Frankfurt (Reuters) - European Central Bank President Jean-Claude Trichet is expected to prepare the ground for a pre-Christmas interest rate cut at his final policy meeting on Thursday and offer banks further protection against the euro zone’s worsening debt storm.
The ECB is widely expected to keep rates unchanged at 1.5 percent when it meets in Berlin, but calls for a cut have grown louder in recent weeks amid signs the euro zone economy is deteriorating further and as Greek default fears weigh heavily on confidence in the bloc’s banks.
In a Reuters poll late last week, 56 of the 76 economists questioned saw rates being left unchanged, while 20 expected a decrease.
Since then things have soured further. On Tuesday, French-Belgian municipal lender Dexia SA (DEXI.BR) became the first European bank to bailed out due to debt crisis problems.
“I think it is really finely balanced,” said Nomura economist Jens Sondergaard. “The reason why we’re not moving to a formal rate cut is that they (ECB) have a tendency to prepare the ground first.”
“It seems a very sudden U-turn to go from upside risks to inflation to balanced risks to inflation and then to a rate cut. Has the world really changed that significantly in the last two months?”
At its September meeting, the ECB changed course and put its rate hikes — started in April as the first of the major central banks — on hold, saying euro zone inflation risks were no longer skewed to the upside, but were now “broadly balanced.”
Since then, signs that the economy is stalling have grown. Goldman Sachs now expects the euro area to slide into a “mild recession” in the fourth quarter, as do others.
Oxford Economic Forecasting economist Tom Rogers said the ECB should “cut interest rates below 1 percent should the Euro zone head back into recession,” adding that it was the best equipped to try to buffer the impact of a slowdown.
In a full-page newspaper advert, French asset manager Carmignac Gestion, which has about 55 billion euros under management, asked Trichet to go further and cut rates “to zero” and buy unlimited amounts of countries’ distressed debt.
“Farewell, you certainly won’t be missed!” read the ad, which looked like a letter to Trichet. “This will be your last chance to leave on a positive note.”
While some like Carmignac have criticized the ECB for not doing enough to fight the sovereign debt crisis, others like the Bundesbank have said the ECB has already gone beyond its limits and is putting its independence at risk.
Recent proposals to resolve the crisis have included the idea of turning the European Financial Stability Facility (EFSF) into a bank that can tap the ECB for funds.
While Trichet himself on Tuesday said he opposed such measures, markets will want to know the consensus ECB view as change may be afoot with Mario Draghi set to take over as president in November.
The ECB will also probably opt to pump more liquidity into the market before cutting rates, economists said.
Policymakers have given clear hints they are prepared to bring back the ECB’s 12-month tender last used at the end of 2009, and there have been suggestions it plans to resurrect its program for buying covered bonds.

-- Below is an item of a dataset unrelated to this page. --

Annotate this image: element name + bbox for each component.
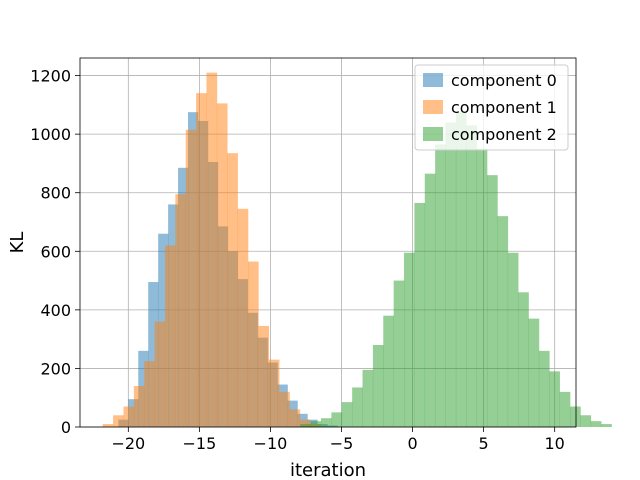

The deepening crisis has already forced the ECB back into emergency mode. It has reintroduced six-month euro funding, a measure it had previously mothballed, and extended limit-free funding in all its operations until at least mid-January.
“The re-introduction of a 1-year LTRO (lending operation) seems to be the natural next step, and we would not be surprised if Trichet were to hint at even longer LTROs if this were deemed necessary,” said Goldman Sachs economist Dirk Schumacher.
The ECB first bought covered bonds between 2009 and 2010 in a year-long, 60 billion euro program. Goldman Sachs said they “could even envisage such a program being expanded beyond secured bank debt” if another one was introduced.
Goldman also said euro zone consumer price inflation at 3.
The bank raised interest rates for the second time this year only in July. While a rapid U-turn may be painful for the ECB’s reputation, economists believe Trichet may well flag such a step to smooth the way for his successor Draghi, who takes over the presidency from November.
“If they don’t cut though on Thursday, I think they will have cut rates by November at the latest,” said Royal Bank of Scotland economist Nick Matthews.
“If they do cut, I don’t think there is going to be a unanimous decision. I think there are some on the Governing Council who would prefer to focus only on the non-standard measures for now.”